The VPI HR-X turntable arrived, and I installed it in our lab over the weekend. Here is a photo.

This turntable is very large and is extremely heavy (the platter alone is about 25 pounds), so I have ordered a 2″ thick platform to place on top of the welded steel rack which will give me a few more inches of depth. THe HR-X is hand-made, with each component lathed to fit that individual turntable. Although using a 12″ tonearm does not usually require an anti-skate mechanism, I had one installed on the turntable so I could experiment with it and measure the results on our Audio Precision test instrument. At $13,600 this fully tricked out HR-X should give me a lifetime of listening fun.

The McIntosh MT10 turntable will be used to compare various cartridges that we review (our Manley Steelhead phono preamp has three inputs, so I can simply switch back and forth between cartridges as both turntables are playing). The cartridge in the MT10 is also MC, and it will be the reference because of its fantastic sound quality, and I will put review cartridges in the HR-X. A second reason the MT10 will be the reference is that the turntable, tonearm, and cartridge were designed as a unit by Clearaudio. This means that everything was matched in the design stage to work together, whereas with most turntables, you just choose a cartridge to go with it, or, if a cartridge is supplied, it is not necessarily one that the turntable was specifically designed for. (I have already found some interesting things comparing the Blackbird to the MT10 cartridge, and will discuss them in our Vinyl vs. CD series.)

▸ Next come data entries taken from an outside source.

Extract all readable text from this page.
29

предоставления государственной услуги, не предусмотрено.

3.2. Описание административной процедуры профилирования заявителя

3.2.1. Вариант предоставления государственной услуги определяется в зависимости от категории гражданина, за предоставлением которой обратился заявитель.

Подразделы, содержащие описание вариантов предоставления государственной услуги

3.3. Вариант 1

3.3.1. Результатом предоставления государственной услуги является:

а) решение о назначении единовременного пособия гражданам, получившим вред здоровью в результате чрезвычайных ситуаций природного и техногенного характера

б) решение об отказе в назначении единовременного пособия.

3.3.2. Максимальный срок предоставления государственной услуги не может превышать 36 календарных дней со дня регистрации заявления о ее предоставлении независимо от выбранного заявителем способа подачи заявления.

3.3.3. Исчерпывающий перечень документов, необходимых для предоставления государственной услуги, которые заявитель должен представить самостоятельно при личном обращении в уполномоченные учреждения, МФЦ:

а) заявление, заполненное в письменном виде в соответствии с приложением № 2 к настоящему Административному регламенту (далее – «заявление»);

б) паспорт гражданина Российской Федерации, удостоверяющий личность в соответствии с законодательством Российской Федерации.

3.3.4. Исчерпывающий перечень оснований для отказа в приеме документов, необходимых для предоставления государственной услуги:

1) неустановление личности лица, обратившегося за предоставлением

The tonearm rests on a very sharp pivot point rather than moving on a gimbal joint, so there is virtually no friction as the arm moves up or down or side to side. Thus, when I installed the Sumiko Blackbird cartridge (MC, $799, compliance 12, mass 9.6 grams, tracking force 2 grams), the arm tended to tilt to the left as shown below (look at the rear of the tonearm).

To correct this, I adjusted the “lateral tracking angle” by rotating the tonearm counterweight, pointed out by the arrow in the photo below. The counterweight is oval shaped so that when you rotate it, additional weight is placed on one side or the other, depending on which way it is rotated. I then had to recheck the tracking force, just to make sure it remained at 2 grams.

This eliminated the tilt, such that the cartridge was now horizontally level with respect to the surface of the platter, as shown in the photo below (the cartridge is mounted with an angle to the left so that it is tangential to the grooves, which is the “azimuth” adjustment).

I am using the HR-X turntable for the discussion of three phono preamps in the next installment of our Vinyl vs. CD article series tro be pubished shortly.